Também em março, o MAB promoveu encontros e atos em Brasília para pressionar pela efetivação de novas práticas que façam frente ao poder de indústrias beneficiárias de barragens, especialmente a mineral.

Audiência pública em Boninal reuniu pessoas atingidas pela Barragem de Baraúnas/Vazante há sete anos Foto: John Belik – MAB

Desde o ano passado, MAB e a Secretaria de Acesso à Justiça (Saju), do Ministério da Justiça e Segurança Pública (MJSP) têm trabalhado juntos para a execução do projeto Clínica de Acesso à Justiça para Populações Atingidas por Desastres Climáticos, idealizado pela Universidade Federal Rural do Rio de Janeiro (UFRRJ). A Clínica será gerida pelo Programa de Extensão Universitária “Assessoria Técnica e Educacional Meio Ambiente e Barragens (Atemab)”.

Entre os serviços prestados estão a realização de atendimentos jurídicos, apoios interdisciplinares relacionados às demandas da população atingida, mobilização social e formação de lideranças comunitárias para que se apropriem de instrumentos jurídicos e políticos para atuar na defesa dos direitos das populações atingidas.

Mais de 4 milhões de atingidos no Brasil

De acordo com dados do estudo “Saúde, água, energia, ambiente e trabalho: tecendo saberes na promoção de territórios sustentáveis e saudáveis”, realizado pela Fiocruz em parceria com o MAB, problemas relacionados ao acesso à água, deslocamento forçado, saúde mental e violência de gênero são alguns dos desafios enfrentados pelas vítimas.
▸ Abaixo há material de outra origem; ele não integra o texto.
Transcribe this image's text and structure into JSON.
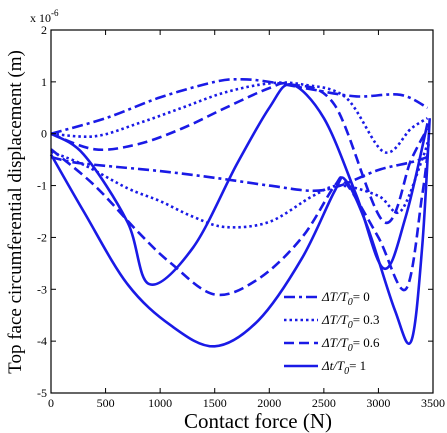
{
  "chart_data": {
    "type": "line",
    "xlabel": "Contact force (N)",
    "ylabel": "Top face circumferential displacement (m)",
    "y_multiplier_label": "x 10",
    "y_multiplier_exponent": "-6",
    "xlim": [
      0,
      3500
    ],
    "ylim": [
      -5,
      2
    ],
    "x_ticks": [
      "0",
      "500",
      "1000",
      "1500",
      "2000",
      "2500",
      "3000",
      "3500"
    ],
    "y_ticks": [
      "-5",
      "-4",
      "-3",
      "-2",
      "-1",
      "0",
      "1",
      "2"
    ],
    "grid": false,
    "legend_position": "lower-right",
    "line_color": "#1a1ae6",
    "series": [
      {
        "name": "ΔT/T0 = 0",
        "legend_prefix": "ΔT/T",
        "legend_sub": "0",
        "legend_value": "= 0",
        "style": "dashdot",
        "points": [
          [
            0,
            -0.45
          ],
          [
            200,
            -0.55
          ],
          [
            500,
            -0.62
          ],
          [
            1000,
            -0.72
          ],
          [
            1500,
            -0.85
          ],
          [
            2000,
            -1.0
          ],
          [
            2400,
            -1.1
          ],
          [
            2650,
            -1.0
          ],
          [
            3000,
            -0.7
          ],
          [
            3300,
            -0.55
          ],
          [
            3450,
            -0.45
          ]
        ],
        "upper_branch": [
          [
            0,
            0
          ],
          [
            500,
            0.3
          ],
          [
            1000,
            0.7
          ],
          [
            1500,
            1.0
          ],
          [
            1750,
            1.05
          ],
          [
            2000,
            1.0
          ],
          [
            2400,
            0.85
          ],
          [
            2800,
            0.72
          ],
          [
            3200,
            0.75
          ],
          [
            3450,
            0.5
          ]
        ]
      },
      {
        "name": "ΔT/T0 = 0.3",
        "legend_prefix": "ΔT/T",
        "legend_sub": "0",
        "legend_value": "= 0.3",
        "style": "dotted",
        "points": [
          [
            0,
            -0.35
          ],
          [
            300,
            -0.6
          ],
          [
            700,
            -1.05
          ],
          [
            1000,
            -1.3
          ],
          [
            1300,
            -1.6
          ],
          [
            1600,
            -1.8
          ],
          [
            2000,
            -1.7
          ],
          [
            2400,
            -1.2
          ],
          [
            2650,
            -1.0
          ],
          [
            3000,
            -1.2
          ],
          [
            3200,
            -1.5
          ],
          [
            3400,
            -0.5
          ],
          [
            3460,
            -0.1
          ]
        ],
        "upper_branch": [
          [
            0,
            0
          ],
          [
            400,
            -0.05
          ],
          [
            800,
            0.2
          ],
          [
            1200,
            0.5
          ],
          [
            1600,
            0.8
          ],
          [
            2000,
            0.97
          ],
          [
            2300,
            0.95
          ],
          [
            2700,
            0.7
          ],
          [
            3050,
            -0.35
          ],
          [
            3300,
            0.1
          ],
          [
            3450,
            0.3
          ]
        ]
      },
      {
        "name": "ΔT/T0 = 0.6",
        "legend_prefix": "ΔT/T",
        "legend_sub": "0",
        "legend_value": "= 0.6",
        "style": "dashed",
        "points": [
          [
            0,
            -0.3
          ],
          [
            400,
            -1.0
          ],
          [
            800,
            -1.9
          ],
          [
            1100,
            -2.5
          ],
          [
            1500,
            -3.1
          ],
          [
            1900,
            -2.8
          ],
          [
            2300,
            -2.0
          ],
          [
            2600,
            -1.0
          ],
          [
            2700,
            -0.95
          ],
          [
            3000,
            -2.0
          ],
          [
            3250,
            -3.0
          ],
          [
            3400,
            -1.2
          ],
          [
            3460,
            -0.2
          ]
        ],
        "upper_branch": [
          [
            0,
            0
          ],
          [
            400,
            -0.3
          ],
          [
            800,
            -0.2
          ],
          [
            1200,
            0.1
          ],
          [
            1600,
            0.5
          ],
          [
            2000,
            0.88
          ],
          [
            2200,
            0.95
          ],
          [
            2600,
            0.55
          ],
          [
            3050,
            -1.7
          ],
          [
            3300,
            -0.5
          ],
          [
            3450,
            0.1
          ]
        ]
      },
      {
        "name": "Δt/T0 = 1",
        "legend_prefix": "Δt/T",
        "legend_sub": "0",
        "legend_value": "= 1",
        "style": "solid",
        "points": [
          [
            0,
            -0.4
          ],
          [
            300,
            -1.5
          ],
          [
            700,
            -2.9
          ],
          [
            1100,
            -3.7
          ],
          [
            1500,
            -4.1
          ],
          [
            1900,
            -3.6
          ],
          [
            2300,
            -2.4
          ],
          [
            2600,
            -1.1
          ],
          [
            2700,
            -0.9
          ],
          [
            2900,
            -1.8
          ],
          [
            3150,
            -3.4
          ],
          [
            3300,
            -4.0
          ],
          [
            3400,
            -2.2
          ],
          [
            3470,
            0.3
          ]
        ],
        "upper_branch": [
          [
            0,
            0
          ],
          [
            300,
            -0.4
          ],
          [
            700,
            -1.7
          ],
          [
            900,
            -2.9
          ],
          [
            1300,
            -2.2
          ],
          [
            1700,
            -0.6
          ],
          [
            2000,
            0.5
          ],
          [
            2200,
            0.95
          ],
          [
            2500,
            0.3
          ],
          [
            2800,
            -1.2
          ],
          [
            3050,
            -2.6
          ],
          [
            3250,
            -1.6
          ],
          [
            3450,
            0.2
          ]
        ]
      }
    ]
  }
}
A pesquisa analisou relatórios de 1940 a 2022, constatando que as construções e rompimentos de barragens no Brasil já atingiram mais de 4 milhões de pessoas.

Os documentos avaliados concluíram ainda que “as drásticas mudanças de vida provocadas pelas barragens causam não apenas doenças infectocontagiosas relacionadas à contaminação das águas e às migrações de trabalhadores, mas também podem ser vinculadas ao aumento de doenças como diabetes, hipertensão, obesidade, cardiopatias, doenças respiratórias, digestivas e de pele. Além disso, se destacam os quadros de depressão, estresse, ansiedade, e distúrbios nutricionais”.
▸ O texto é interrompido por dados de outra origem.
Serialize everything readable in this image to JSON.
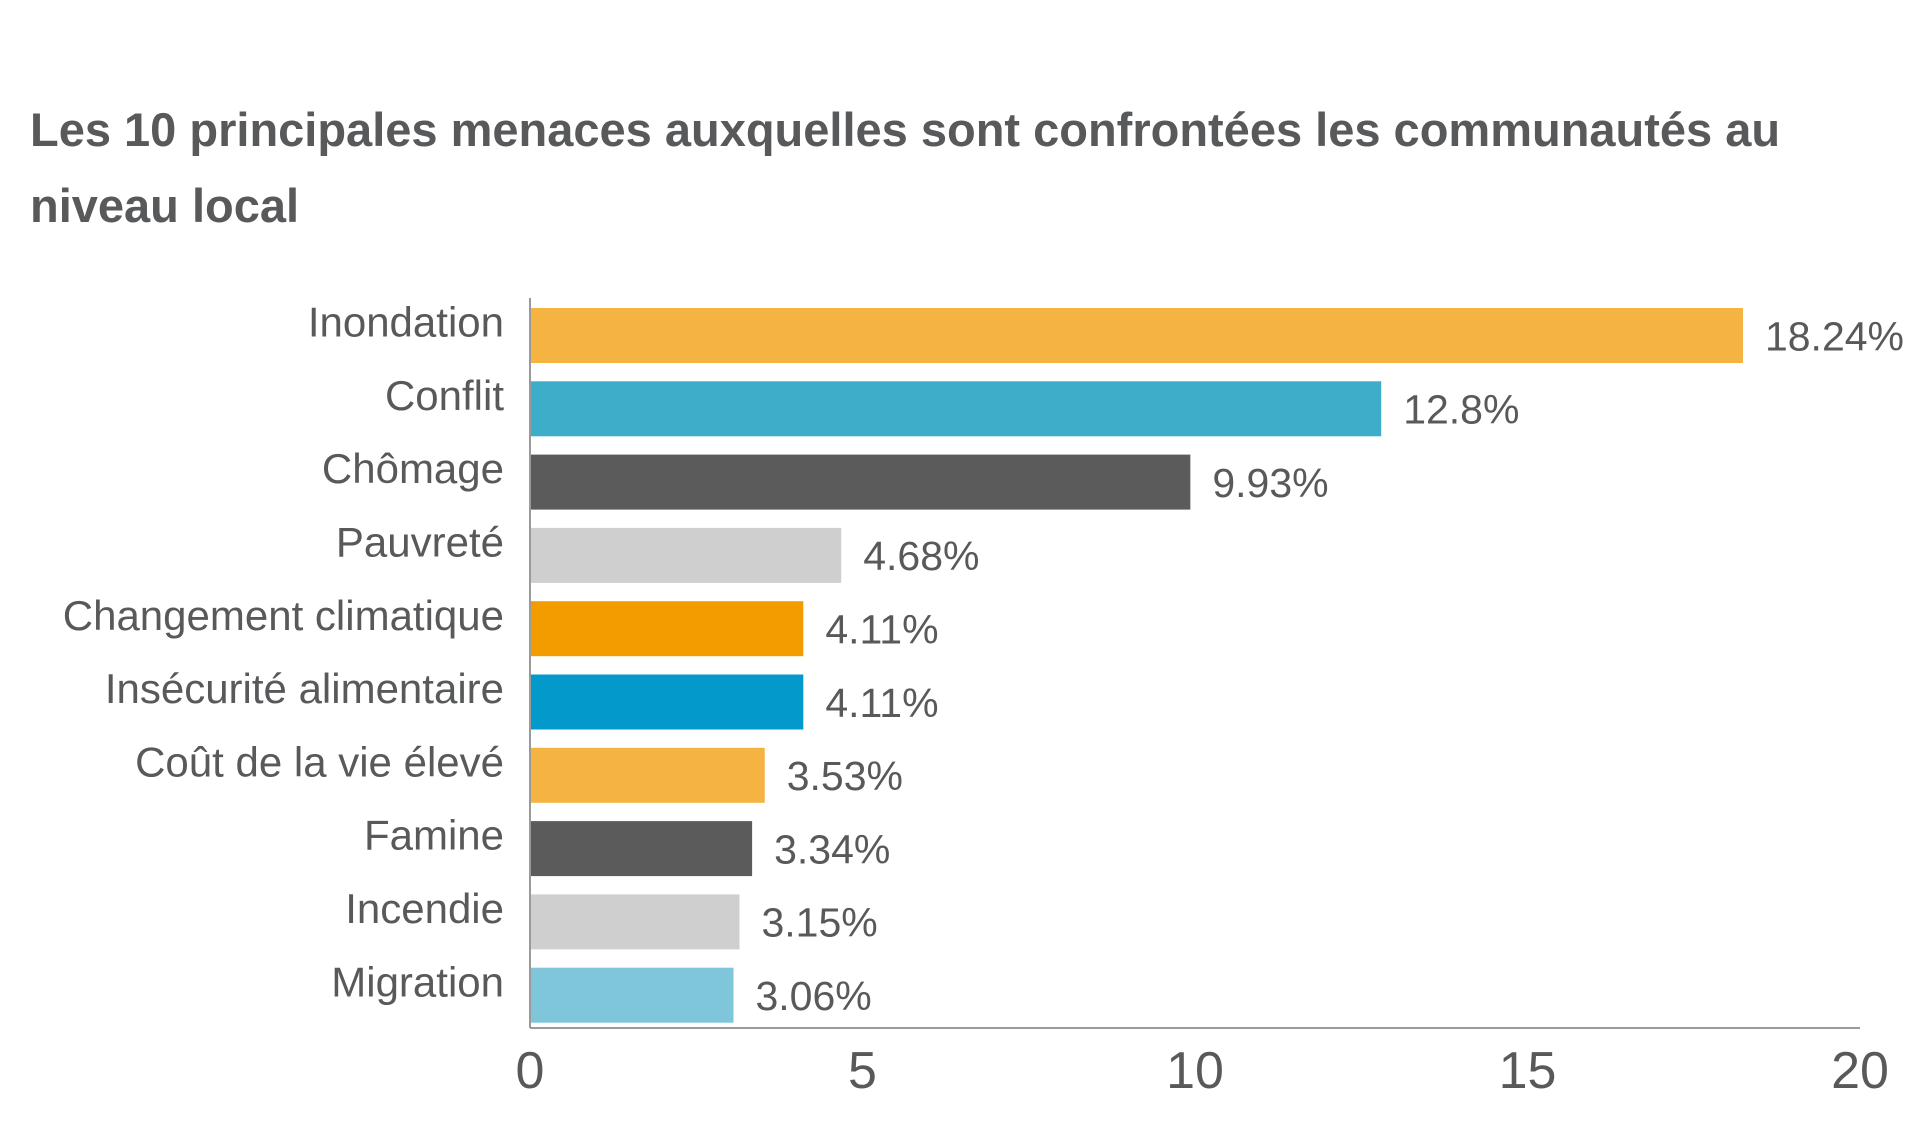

Jequié foi atingida por enchentes por dois anos seguidos, efeitos foram piorados pela abertura de comportas de hidrelétricas / Foto: Luiz Carvalho – MAB

O estudo revela ainda que as mulheres são as principais vítimas das barragens. Isso porque nos territórios atingidos há um aumento significativo nos casos de assédio sexual e violência de gênero, doenças sexualmente transmissíveis, casos de exploração sexual infantil e gravidez na adolescência. Outros dados da pesquisa apontas que as barragens afetam especialmente grupos já vulnerabilizados, e as mudanças climáticas potencializam as violações sofridas.
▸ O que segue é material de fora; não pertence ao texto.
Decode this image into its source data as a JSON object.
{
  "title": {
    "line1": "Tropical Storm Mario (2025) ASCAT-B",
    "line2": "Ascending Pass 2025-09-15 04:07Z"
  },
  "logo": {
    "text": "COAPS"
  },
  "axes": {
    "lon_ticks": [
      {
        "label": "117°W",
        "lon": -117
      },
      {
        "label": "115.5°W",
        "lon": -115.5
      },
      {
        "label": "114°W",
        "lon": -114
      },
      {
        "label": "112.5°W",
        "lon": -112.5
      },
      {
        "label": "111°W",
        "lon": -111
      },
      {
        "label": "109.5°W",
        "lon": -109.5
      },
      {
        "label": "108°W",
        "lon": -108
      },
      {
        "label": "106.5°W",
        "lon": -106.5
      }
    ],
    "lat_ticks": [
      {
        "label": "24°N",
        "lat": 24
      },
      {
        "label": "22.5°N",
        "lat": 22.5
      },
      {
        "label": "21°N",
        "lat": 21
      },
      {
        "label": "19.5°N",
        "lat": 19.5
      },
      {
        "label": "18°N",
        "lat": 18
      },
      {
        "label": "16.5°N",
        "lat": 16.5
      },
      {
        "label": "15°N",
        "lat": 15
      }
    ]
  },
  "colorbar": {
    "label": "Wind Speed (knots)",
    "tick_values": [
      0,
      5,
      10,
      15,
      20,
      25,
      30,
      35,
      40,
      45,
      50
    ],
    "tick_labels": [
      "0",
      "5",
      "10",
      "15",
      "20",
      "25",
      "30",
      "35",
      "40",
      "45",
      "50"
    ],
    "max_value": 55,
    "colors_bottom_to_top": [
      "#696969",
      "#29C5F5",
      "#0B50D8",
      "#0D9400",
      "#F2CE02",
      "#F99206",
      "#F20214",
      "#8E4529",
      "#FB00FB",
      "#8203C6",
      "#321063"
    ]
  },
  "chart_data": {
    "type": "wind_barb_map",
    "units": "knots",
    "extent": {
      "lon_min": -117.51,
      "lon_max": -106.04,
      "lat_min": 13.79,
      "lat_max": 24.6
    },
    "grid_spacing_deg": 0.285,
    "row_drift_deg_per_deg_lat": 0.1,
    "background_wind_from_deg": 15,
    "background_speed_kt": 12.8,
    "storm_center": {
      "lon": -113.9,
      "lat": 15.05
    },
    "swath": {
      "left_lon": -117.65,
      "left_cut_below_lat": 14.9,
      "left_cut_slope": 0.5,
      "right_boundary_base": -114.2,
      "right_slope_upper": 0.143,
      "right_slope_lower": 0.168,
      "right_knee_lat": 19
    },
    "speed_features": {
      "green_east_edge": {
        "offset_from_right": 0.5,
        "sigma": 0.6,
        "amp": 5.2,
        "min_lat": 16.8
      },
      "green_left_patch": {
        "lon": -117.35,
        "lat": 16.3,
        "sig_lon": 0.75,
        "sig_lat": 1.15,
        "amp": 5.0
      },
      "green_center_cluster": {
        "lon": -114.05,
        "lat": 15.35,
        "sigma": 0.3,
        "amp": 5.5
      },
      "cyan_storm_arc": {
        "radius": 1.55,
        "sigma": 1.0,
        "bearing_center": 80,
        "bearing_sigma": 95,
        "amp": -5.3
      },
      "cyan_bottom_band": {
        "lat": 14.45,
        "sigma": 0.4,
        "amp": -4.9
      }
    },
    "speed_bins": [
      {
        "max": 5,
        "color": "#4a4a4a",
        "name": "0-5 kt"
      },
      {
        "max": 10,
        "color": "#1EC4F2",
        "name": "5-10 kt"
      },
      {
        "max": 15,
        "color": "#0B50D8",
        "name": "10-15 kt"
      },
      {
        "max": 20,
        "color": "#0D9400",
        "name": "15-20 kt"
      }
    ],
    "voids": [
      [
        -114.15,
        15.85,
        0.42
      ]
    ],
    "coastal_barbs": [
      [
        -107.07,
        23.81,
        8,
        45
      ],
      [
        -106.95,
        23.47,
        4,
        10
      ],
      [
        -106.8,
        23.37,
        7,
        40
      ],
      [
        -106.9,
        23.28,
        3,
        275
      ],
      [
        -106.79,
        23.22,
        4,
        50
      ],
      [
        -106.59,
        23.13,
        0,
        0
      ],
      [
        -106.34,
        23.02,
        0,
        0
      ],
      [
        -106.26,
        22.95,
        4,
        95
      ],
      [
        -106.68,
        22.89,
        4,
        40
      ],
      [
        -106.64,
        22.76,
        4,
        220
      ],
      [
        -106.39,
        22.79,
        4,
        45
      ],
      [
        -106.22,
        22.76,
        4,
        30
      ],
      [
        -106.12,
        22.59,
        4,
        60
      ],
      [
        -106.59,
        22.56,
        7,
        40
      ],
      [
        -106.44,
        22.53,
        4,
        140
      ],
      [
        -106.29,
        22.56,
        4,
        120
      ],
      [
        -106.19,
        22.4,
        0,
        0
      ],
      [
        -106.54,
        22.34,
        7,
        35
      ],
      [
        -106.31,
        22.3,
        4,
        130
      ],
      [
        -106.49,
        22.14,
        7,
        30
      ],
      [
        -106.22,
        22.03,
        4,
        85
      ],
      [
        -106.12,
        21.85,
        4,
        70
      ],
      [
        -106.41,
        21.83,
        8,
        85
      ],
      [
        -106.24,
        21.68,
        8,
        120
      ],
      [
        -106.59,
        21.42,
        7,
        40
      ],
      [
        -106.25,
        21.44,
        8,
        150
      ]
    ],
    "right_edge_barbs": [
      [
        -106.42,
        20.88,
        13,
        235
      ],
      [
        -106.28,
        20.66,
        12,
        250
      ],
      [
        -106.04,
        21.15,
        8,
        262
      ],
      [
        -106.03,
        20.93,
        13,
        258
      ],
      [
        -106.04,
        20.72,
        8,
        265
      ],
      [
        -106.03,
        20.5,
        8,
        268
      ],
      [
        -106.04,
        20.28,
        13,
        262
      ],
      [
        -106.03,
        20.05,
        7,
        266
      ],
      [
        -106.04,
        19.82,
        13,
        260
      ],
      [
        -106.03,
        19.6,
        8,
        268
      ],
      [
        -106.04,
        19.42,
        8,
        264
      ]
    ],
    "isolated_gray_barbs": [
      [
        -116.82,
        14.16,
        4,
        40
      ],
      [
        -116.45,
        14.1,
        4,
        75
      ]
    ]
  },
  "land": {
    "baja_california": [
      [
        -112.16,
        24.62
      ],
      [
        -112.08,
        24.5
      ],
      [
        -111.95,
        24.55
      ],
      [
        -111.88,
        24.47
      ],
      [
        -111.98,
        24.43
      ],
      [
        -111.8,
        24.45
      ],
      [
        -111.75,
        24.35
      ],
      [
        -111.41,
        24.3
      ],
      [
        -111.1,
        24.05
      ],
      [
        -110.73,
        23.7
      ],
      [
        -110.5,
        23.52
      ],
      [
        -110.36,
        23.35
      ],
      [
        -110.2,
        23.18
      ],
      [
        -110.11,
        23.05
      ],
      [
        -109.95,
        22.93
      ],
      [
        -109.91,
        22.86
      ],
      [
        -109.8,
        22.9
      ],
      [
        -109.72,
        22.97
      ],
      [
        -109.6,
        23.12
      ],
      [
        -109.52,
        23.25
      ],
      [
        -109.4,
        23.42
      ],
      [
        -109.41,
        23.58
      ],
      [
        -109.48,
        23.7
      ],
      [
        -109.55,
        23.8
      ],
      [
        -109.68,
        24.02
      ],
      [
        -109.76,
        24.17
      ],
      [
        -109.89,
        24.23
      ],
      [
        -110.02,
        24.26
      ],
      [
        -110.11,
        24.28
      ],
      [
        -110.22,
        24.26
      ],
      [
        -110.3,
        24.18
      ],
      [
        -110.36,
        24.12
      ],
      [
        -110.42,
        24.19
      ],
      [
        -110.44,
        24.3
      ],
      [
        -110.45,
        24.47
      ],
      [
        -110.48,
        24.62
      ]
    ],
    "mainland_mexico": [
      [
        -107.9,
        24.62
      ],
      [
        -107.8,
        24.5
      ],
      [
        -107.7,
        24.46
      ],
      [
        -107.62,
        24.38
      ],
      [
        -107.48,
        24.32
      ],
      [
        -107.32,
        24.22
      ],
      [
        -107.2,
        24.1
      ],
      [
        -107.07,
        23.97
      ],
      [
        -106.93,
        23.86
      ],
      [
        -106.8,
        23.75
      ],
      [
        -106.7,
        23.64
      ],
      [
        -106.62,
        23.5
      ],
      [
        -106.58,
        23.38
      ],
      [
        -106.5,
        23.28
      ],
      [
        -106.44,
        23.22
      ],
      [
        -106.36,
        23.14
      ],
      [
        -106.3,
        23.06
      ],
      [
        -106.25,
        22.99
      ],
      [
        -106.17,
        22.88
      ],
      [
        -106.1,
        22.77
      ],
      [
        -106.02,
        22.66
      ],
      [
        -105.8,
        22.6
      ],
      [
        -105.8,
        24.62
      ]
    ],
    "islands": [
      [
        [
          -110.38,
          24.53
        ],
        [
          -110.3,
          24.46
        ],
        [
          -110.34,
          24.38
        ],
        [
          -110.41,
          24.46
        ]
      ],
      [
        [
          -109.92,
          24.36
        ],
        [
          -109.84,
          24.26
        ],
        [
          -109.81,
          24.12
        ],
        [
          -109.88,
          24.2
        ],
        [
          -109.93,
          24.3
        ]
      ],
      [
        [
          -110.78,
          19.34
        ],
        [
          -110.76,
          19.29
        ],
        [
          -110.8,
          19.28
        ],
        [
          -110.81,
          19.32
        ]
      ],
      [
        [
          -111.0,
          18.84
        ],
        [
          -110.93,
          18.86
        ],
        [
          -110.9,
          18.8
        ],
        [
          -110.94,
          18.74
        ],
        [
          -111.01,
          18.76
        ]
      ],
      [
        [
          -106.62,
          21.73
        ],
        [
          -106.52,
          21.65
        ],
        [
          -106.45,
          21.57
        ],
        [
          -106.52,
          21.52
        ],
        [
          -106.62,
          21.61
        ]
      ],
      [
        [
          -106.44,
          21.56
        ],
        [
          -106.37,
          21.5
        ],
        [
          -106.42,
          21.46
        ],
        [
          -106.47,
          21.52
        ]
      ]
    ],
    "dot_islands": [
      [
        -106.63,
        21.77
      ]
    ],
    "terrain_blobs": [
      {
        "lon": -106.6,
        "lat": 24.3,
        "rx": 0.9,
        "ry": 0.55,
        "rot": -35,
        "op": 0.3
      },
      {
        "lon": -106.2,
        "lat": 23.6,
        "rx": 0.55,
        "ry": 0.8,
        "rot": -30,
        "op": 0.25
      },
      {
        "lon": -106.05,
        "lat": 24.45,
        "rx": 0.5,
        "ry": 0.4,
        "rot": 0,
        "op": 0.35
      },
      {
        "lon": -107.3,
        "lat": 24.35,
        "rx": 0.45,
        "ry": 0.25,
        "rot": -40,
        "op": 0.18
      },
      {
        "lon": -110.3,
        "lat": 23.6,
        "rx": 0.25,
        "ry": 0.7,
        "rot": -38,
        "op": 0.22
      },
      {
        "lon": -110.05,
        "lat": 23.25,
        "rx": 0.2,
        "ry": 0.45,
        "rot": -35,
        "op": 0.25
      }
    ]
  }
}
Iandria analisa que o tema tem ganhado cada vez mais projeção, tanto pela luta de iniciativas como o MAB e o Movimiento de Afectados por las Represas (MAR), presente em toda a América Latina, quanto por desastres de grande repercussão como o rompimento das barragens de Mariana e Brumadinho, ambas em Minas Gerais, evidenciando a “violação de direitos [por parte] das empresas construtoras de barragens mesmo anos após a construção do empreendimento”.

A mudança climática é outro fator ressaltado pela coordenadora, que evidencia o descaso destas empresas com os atingidos, a exemplo das enchentes recorrentes em dois anos seguidos na Bahia (2021 e 2022). “Em Jequié, a abertura irresponsável de comportas da Usina Hidrelétrica de Pedras administrada pela Companhia Hidroelétrica do São Francisco (Chefs) intensificou o efeito das enchentes na região, alagando casas em diversos pontos do município”, completa.

Hoje, os três grandes objetivos do Movimento se centram na busca por uma sociedade mais justa, com projeto popular para o Brasil; a construção do Projeto Energético Popular, a partir da defesa do acesso à água e energia como direito, não como mercadoria; e pela garantia dos direitos da população atingida por barragens.

“Diante disso, temos nos últimos anos um grande desafio colocado que são as mudanças climáticas. O caso de Jequié (BA), já citado, é exemplo de que as transformações do clima somadas à negligência dos empreendimentos de barragens agravam diretamente a situação das populações atingidas”, finaliza.